Though there are harrowing descriptions of conditions in Abu Salim prison and the torture meted out to political prisoners by Qaddafi’s thugs, this is a beautifully written, gentle and compelling memoir. It exudes Hisham’s sorrow and regret, as well as his overwhelming sense of failure to get his father and other family members released.

The return of the title takes place in 2012 when Hisham, accompanied by his wife Diana (the acclaimed photographer) and his mother, goes back to Libya. This is after the revolution of 2011 had toppled the Qaddafi regime and before the present civil war had begun. The structure of the book is complex, moving backwards and forwards in time and ranging between settings – Libya, London, Paris. The reader shares the writer’s roller-coaster of emotions as he recalls his childhood lived with his parents and brother in exile in Egypt and his school years in England, his yearning for his father, his never-ending efforts to get news about his incarcerated family members and his attempts to confront both British and Libyan government officials.

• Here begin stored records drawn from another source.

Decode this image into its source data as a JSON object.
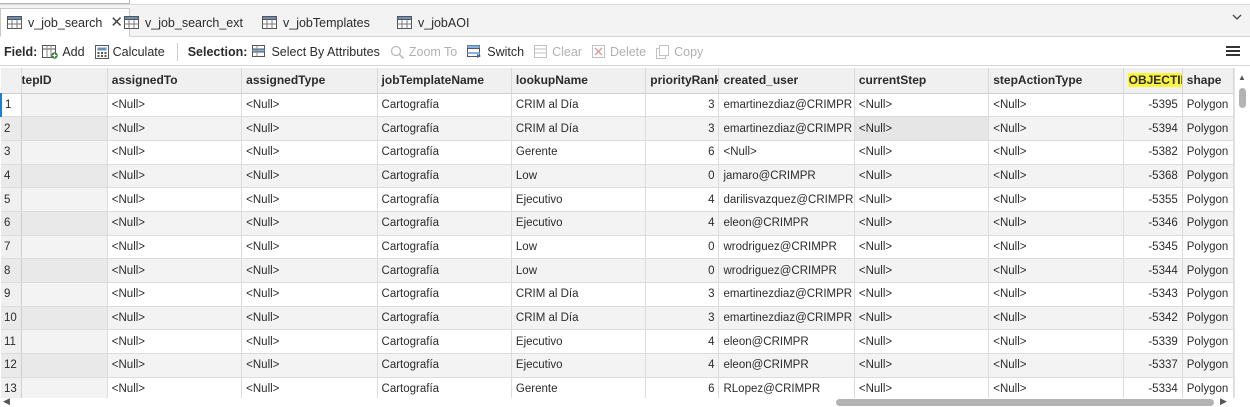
{
  "tabs": [
    {
      "label": "v_job_search",
      "active": true
    },
    {
      "label": "v_job_search_ext",
      "active": false
    },
    {
      "label": "v_jobTemplates",
      "active": false
    },
    {
      "label": "v_jobAOI",
      "active": false
    }
  ],
  "toolbar": {
    "field_label": "Field:",
    "add": "Add",
    "calculate": "Calculate",
    "selection_label": "Selection:",
    "select_by_attributes": "Select By Attributes",
    "zoom_to": "Zoom To",
    "switch": "Switch",
    "clear": "Clear",
    "delete": "Delete",
    "copy": "Copy"
  },
  "columns": [
    "tepID",
    "assignedTo",
    "assignedType",
    "jobTemplateName",
    "lookupName",
    "priorityRank",
    "created_user",
    "currentStep",
    "stepActionType",
    "OBJECTID",
    "shape"
  ],
  "rows": [
    {
      "n": "1",
      "cells": [
        "",
        "<Null>",
        "<Null>",
        "Cartografía",
        "CRIM al Día",
        "3",
        "emartinezdiaz@CRIMPR",
        "<Null>",
        "<Null>",
        "-5395",
        "Polygon"
      ]
    },
    {
      "n": "2",
      "cells": [
        "",
        "<Null>",
        "<Null>",
        "Cartografía",
        "CRIM al Día",
        "3",
        "emartinezdiaz@CRIMPR",
        "<Null>",
        "<Null>",
        "-5394",
        "Polygon"
      ]
    },
    {
      "n": "3",
      "cells": [
        "",
        "<Null>",
        "<Null>",
        "Cartografía",
        "Gerente",
        "6",
        "<Null>",
        "<Null>",
        "<Null>",
        "-5382",
        "Polygon"
      ]
    },
    {
      "n": "4",
      "cells": [
        "",
        "<Null>",
        "<Null>",
        "Cartografía",
        "Low",
        "0",
        "jamaro@CRIMPR",
        "<Null>",
        "<Null>",
        "-5368",
        "Polygon"
      ]
    },
    {
      "n": "5",
      "cells": [
        "",
        "<Null>",
        "<Null>",
        "Cartografía",
        "Ejecutivo",
        "4",
        "darilisvazquez@CRIMPR",
        "<Null>",
        "<Null>",
        "-5355",
        "Polygon"
      ]
    },
    {
      "n": "6",
      "cells": [
        "",
        "<Null>",
        "<Null>",
        "Cartografía",
        "Ejecutivo",
        "4",
        "eleon@CRIMPR",
        "<Null>",
        "<Null>",
        "-5346",
        "Polygon"
      ]
    },
    {
      "n": "7",
      "cells": [
        "",
        "<Null>",
        "<Null>",
        "Cartografía",
        "Low",
        "0",
        "wrodriguez@CRIMPR",
        "<Null>",
        "<Null>",
        "-5345",
        "Polygon"
      ]
    },
    {
      "n": "8",
      "cells": [
        "",
        "<Null>",
        "<Null>",
        "Cartografía",
        "Low",
        "0",
        "wrodriguez@CRIMPR",
        "<Null>",
        "<Null>",
        "-5344",
        "Polygon"
      ]
    },
    {
      "n": "9",
      "cells": [
        "",
        "<Null>",
        "<Null>",
        "Cartografía",
        "CRIM al Día",
        "3",
        "emartinezdiaz@CRIMPR",
        "<Null>",
        "<Null>",
        "-5343",
        "Polygon"
      ]
    },
    {
      "n": "10",
      "cells": [
        "",
        "<Null>",
        "<Null>",
        "Cartografía",
        "CRIM al Día",
        "3",
        "emartinezdiaz@CRIMPR",
        "<Null>",
        "<Null>",
        "-5342",
        "Polygon"
      ]
    },
    {
      "n": "11",
      "cells": [
        "",
        "<Null>",
        "<Null>",
        "Cartografía",
        "Ejecutivo",
        "4",
        "eleon@CRIMPR",
        "<Null>",
        "<Null>",
        "-5339",
        "Polygon"
      ]
    },
    {
      "n": "12",
      "cells": [
        "",
        "<Null>",
        "<Null>",
        "Cartografía",
        "Ejecutivo",
        "4",
        "eleon@CRIMPR",
        "<Null>",
        "<Null>",
        "-5337",
        "Polygon"
      ]
    },
    {
      "n": "13",
      "cells": [
        "",
        "<Null>",
        "<Null>",
        "Cartografía",
        "Gerente",
        "6",
        "RLopez@CRIMPR",
        "<Null>",
        "<Null>",
        "-5334",
        "Polygon"
      ]
    }
  ],
  "icons": {
    "tab": "table-icon",
    "add": "add-field-icon",
    "calculate": "calculator-icon",
    "select_by_attributes": "select-by-attributes-icon",
    "zoom_to": "zoom-to-icon",
    "switch": "switch-selection-icon",
    "clear": "clear-selection-icon",
    "delete": "delete-icon",
    "copy": "copy-icon",
    "menu": "hamburger-menu-icon"
  },
  "colors": {
    "highlight": "#fbf53b",
    "selection_accent": "#1a7fd6"
  }
}
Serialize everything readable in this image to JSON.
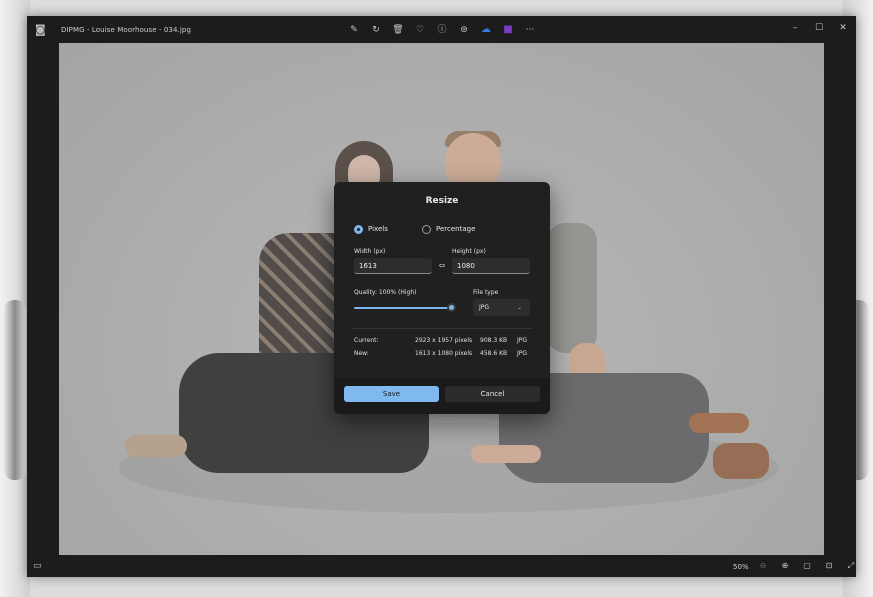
{
  "window": {
    "title": "DIPMG - Louise Moorhouse - 034.jpg"
  },
  "toolbar": {
    "icons": [
      "edit-icon",
      "rotate-icon",
      "delete-icon",
      "heart-icon",
      "info-icon",
      "edit-with-icon",
      "onedrive-icon",
      "clipchamp-icon",
      "more-icon"
    ],
    "more_label": "···"
  },
  "window_controls": {
    "minimize": "–",
    "maximize": "☐",
    "close": "✕"
  },
  "statusbar": {
    "zoom": "50%"
  },
  "dialog": {
    "title": "Resize",
    "options": {
      "pixels": "Pixels",
      "percentage": "Percentage",
      "selected": "Pixels"
    },
    "width": {
      "label": "Width  (px)",
      "value": "1613"
    },
    "height": {
      "label": "Height  (px)",
      "value": "1080"
    },
    "quality": {
      "label": "Quality: 100% (High)",
      "percent": 100
    },
    "file_type": {
      "label": "File type",
      "value": "JPG"
    },
    "current": {
      "label": "Current:",
      "dimensions": "2923 x 1957 pixels",
      "size": "908.3 KB",
      "type": "JPG"
    },
    "new": {
      "label": "New:",
      "dimensions": "1613 x 1080 pixels",
      "size": "458.6 KB",
      "type": "JPG"
    },
    "save_label": "Save",
    "cancel_label": "Cancel"
  },
  "colors": {
    "accent": "#7fb9ee",
    "dialog_bg": "#202020"
  }
}
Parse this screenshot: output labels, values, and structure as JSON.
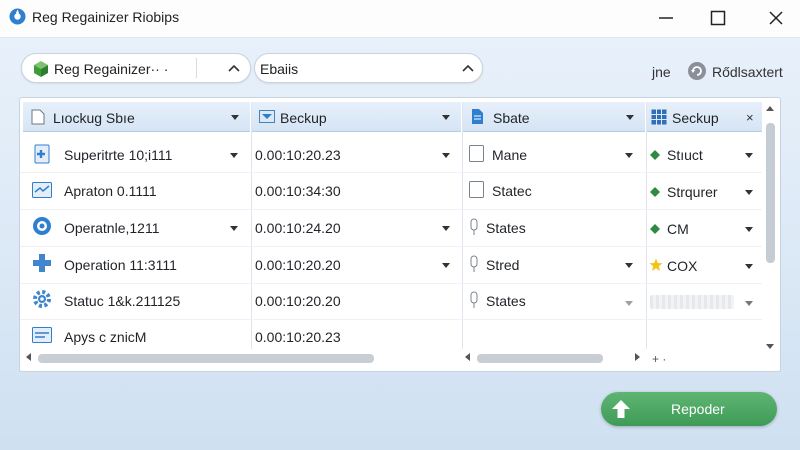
{
  "window": {
    "title": "Reg Regainizer Riobips",
    "controls": [
      "minimize",
      "maximize",
      "close"
    ]
  },
  "toolbar": {
    "combo1": {
      "value": "Reg Regainizer·· ·"
    },
    "combo2": {
      "value": "Ebaiis"
    },
    "link_label": "jne",
    "reload_label": "Rődlsaxtert"
  },
  "grid": {
    "columns": [
      {
        "label": "Lıockug Sbıe",
        "icon": "document-icon"
      },
      {
        "label": "Beckup",
        "icon": "image-icon"
      },
      {
        "label": "Sbate",
        "icon": "file-icon"
      },
      {
        "label": "Seckup",
        "icon": "grid-icon",
        "closable": true
      }
    ],
    "rows": [
      {
        "name": "Superitrte 10;i111",
        "icon": "plus-doc-icon",
        "backup": "0.00:10:20.23",
        "state": "Mane",
        "state_icon": "checkbox-icon",
        "setup": "Stıuct",
        "setup_icon": "diamond-icon"
      },
      {
        "name": "Apraton 0.1111",
        "icon": "card-icon",
        "backup": "0.00:10:34:30",
        "state": "Statec",
        "state_icon": "checkbox-icon",
        "setup": "Strqurer",
        "setup_icon": "diamond-icon"
      },
      {
        "name": "Operatnle,1211",
        "icon": "gear-blue-icon",
        "backup": "0.00:10:24.20",
        "state": "States",
        "state_icon": "pin-icon",
        "setup": "CM",
        "setup_icon": "diamond-icon"
      },
      {
        "name": "Operation 11:3111",
        "icon": "plus-icon",
        "backup": "0.00:10:20.20",
        "state": "Stred",
        "state_icon": "pin-icon",
        "setup": "COX",
        "setup_icon": "star-icon"
      },
      {
        "name": "Statuc 1&k.211125",
        "icon": "gear-icon",
        "backup": "0.00:10:20.20",
        "state": "States",
        "state_icon": "pin-icon",
        "setup": "",
        "setup_icon": ""
      },
      {
        "name": "Apys c znicM",
        "icon": "card-icon",
        "backup": "0.00:10:20.23",
        "state": "",
        "state_icon": "",
        "setup": "",
        "setup_icon": ""
      }
    ],
    "footer_marks": "+ ·"
  },
  "actions": {
    "reorder_label": "Repoder"
  },
  "colors": {
    "accent_green": "#3e9b56",
    "header_blue": "#d5e4f4",
    "icon_blue": "#2f7fcf",
    "diamond_green": "#2e8b43",
    "star_yellow": "#f2c318"
  }
}
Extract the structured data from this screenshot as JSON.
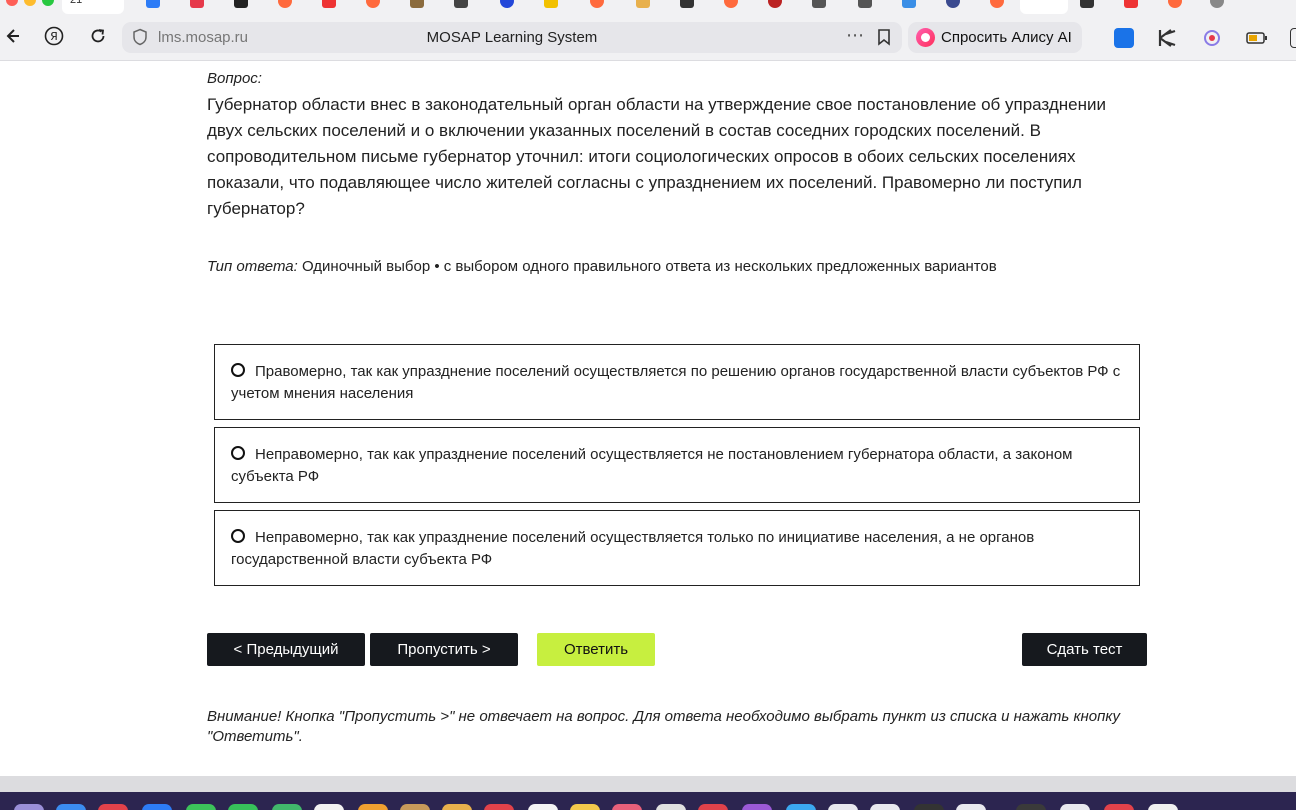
{
  "browser": {
    "url": "lms.mosap.ru",
    "page_title": "MOSAP Learning System",
    "alice_button_label": "Спросить Алису AI",
    "more_icon": "⋯",
    "tab_number": "21"
  },
  "question": {
    "caption": "Вопрос:",
    "text": "Губернатор области внес в законодательный орган области на утверждение свое постановление об упразднении двух сельских поселений и о включении указанных поселений в состав соседних городских поселений. В сопроводительном письме губернатор уточнил: итоги социологических опросов в обоих сельских поселениях показали, что подавляющее число жителей согласны с упразднением их поселений. Правомерно ли поступил губернатор?",
    "answer_type_label": "Тип ответа:",
    "answer_type_value": "Одиночный выбор • с выбором одного правильного ответа из нескольких предложенных вариантов"
  },
  "options": [
    "Правомерно, так как упразднение поселений осуществляется по решению органов государственной власти субъектов РФ с учетом мнения населения",
    "Неправомерно, так как упразднение поселений осуществляется не постановлением губернатора области, а законом субъекта РФ",
    "Неправомерно, так как упразднение поселений осуществляется только по инициативе населения, а не органов государственной власти субъекта РФ"
  ],
  "buttons": {
    "prev": "< Предыдущий",
    "skip": "Пропустить >",
    "answer": "Ответить",
    "submit": "Сдать тест"
  },
  "note": "Внимание! Кнопка \"Пропустить >\" не отвечает на вопрос. Для ответа необходимо выбрать пункт из списка и нажать кнопку \"Ответить\".",
  "colors": {
    "accent_button": "#c7ef3f",
    "dark_button": "#16191e",
    "alice_brand": "#ff2f5a"
  }
}
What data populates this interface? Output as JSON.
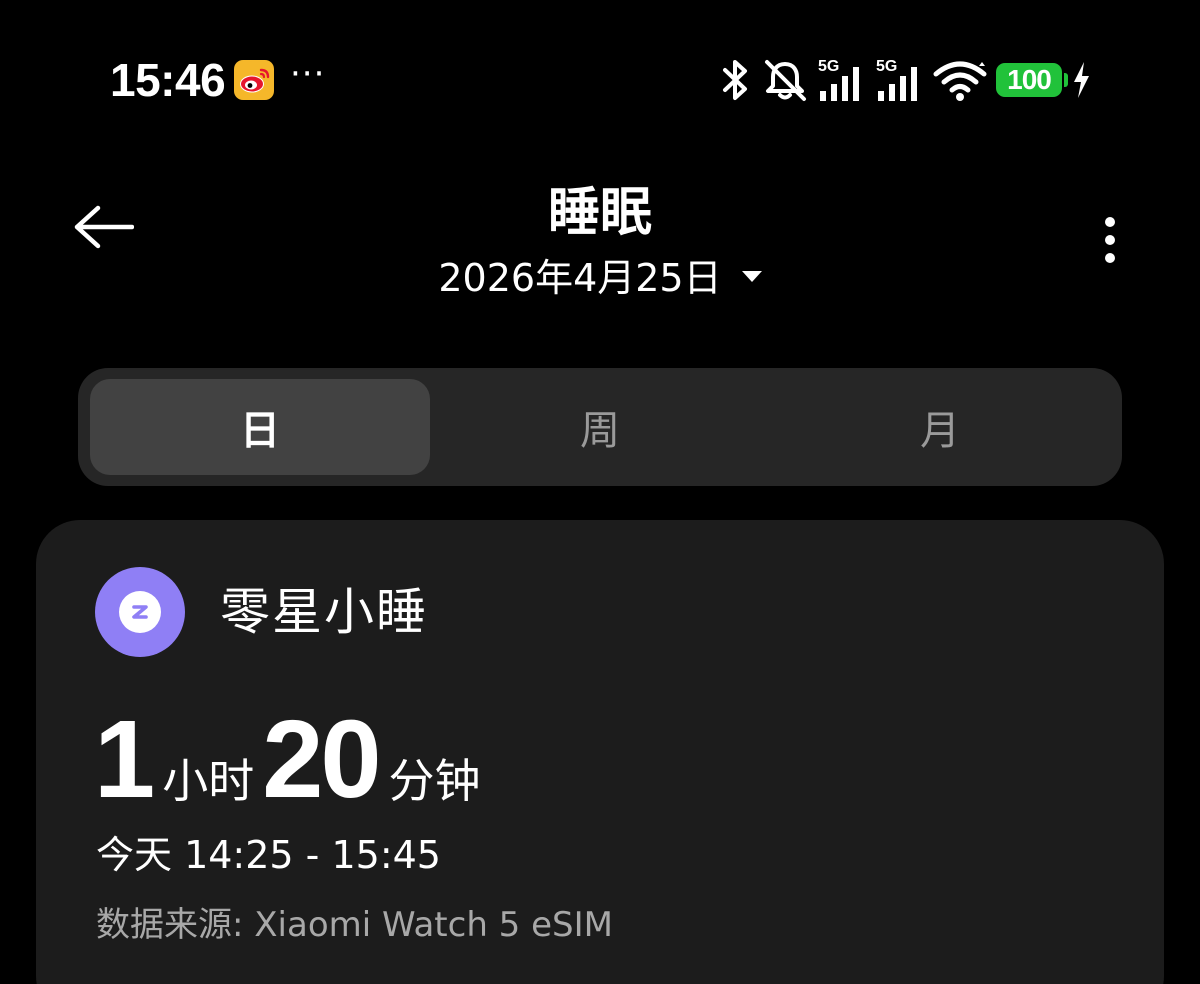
{
  "status_bar": {
    "time": "15:46",
    "more": "···",
    "network_1": "5G",
    "network_2": "5G",
    "battery": "100",
    "icons": [
      "weibo-icon",
      "bluetooth-icon",
      "mute-bell-icon",
      "signal-icon",
      "signal-icon",
      "wifi-icon",
      "battery-icon",
      "charging-icon"
    ]
  },
  "header": {
    "title": "睡眠",
    "date": "2026年4月25日"
  },
  "tabs": [
    {
      "label": "日",
      "active": true
    },
    {
      "label": "周",
      "active": false
    },
    {
      "label": "月",
      "active": false
    }
  ],
  "card": {
    "icon": "nap-z-icon",
    "title": "零星小睡",
    "hours": "1",
    "hours_unit": "小时",
    "minutes": "20",
    "minutes_unit": "分钟",
    "time_range": "今天 14:25 - 15:45",
    "source": "数据来源: Xiaomi Watch 5 eSIM"
  },
  "colors": {
    "background": "#000000",
    "card": "#1c1c1c",
    "segmented_bg": "#262626",
    "segmented_active": "#424242",
    "nap_icon": "#8f7ff5",
    "battery": "#21c23a"
  }
}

It was his dealings with David Miliband, Labour foreign secretary, and Seif el-Islam, Qaddafi’s son, that set the oil refrain going in my head. British Prime Minister Tony Blair normalised relations with Libya in 2004. He was accompanied on his visit there by Peter Sutherland, chairman of BP. The oil multinational subsequently announced its return to Libya and confirmed a £450 million agreement, adding that if all exploration reached its full potential the deal could be worth £13 billion. Little wonder Hisham got no traction with his campaign to put pressure on the Qaddafi regime – what are the lives of a few hundred dissidents worth in the face of all that lucre?

Another uncomfortable revelation in this book is Hisham’s request to Nelson Mandela. He asked whether, given his close ties with Qaddafi (a long-term supporter of the African National Congress),  Mr Mandela could enquire about Jaballa’s whereabouts. The chilling reply was: “Mandela says to never ask him such a thing again”. Unfathomable that the world’s most famous political prisoner should be so unconcerned about others in a similar situation on the same continent.

Yet this is not a political book. Rather its subject is love – the love of sons for fathers, the love that binds families together, love for country and landscape. It is also about unbearable loss, described with such reserve and poignancy that make this an unmissable read.

The Return: Fathers, Sons and the Land in Between won the 2017 Pulitzer Prize for Biography. Hisham Matar went to New York to receive the award, which prevented this reader from hearing  him speak at the Auckland Writers Festival.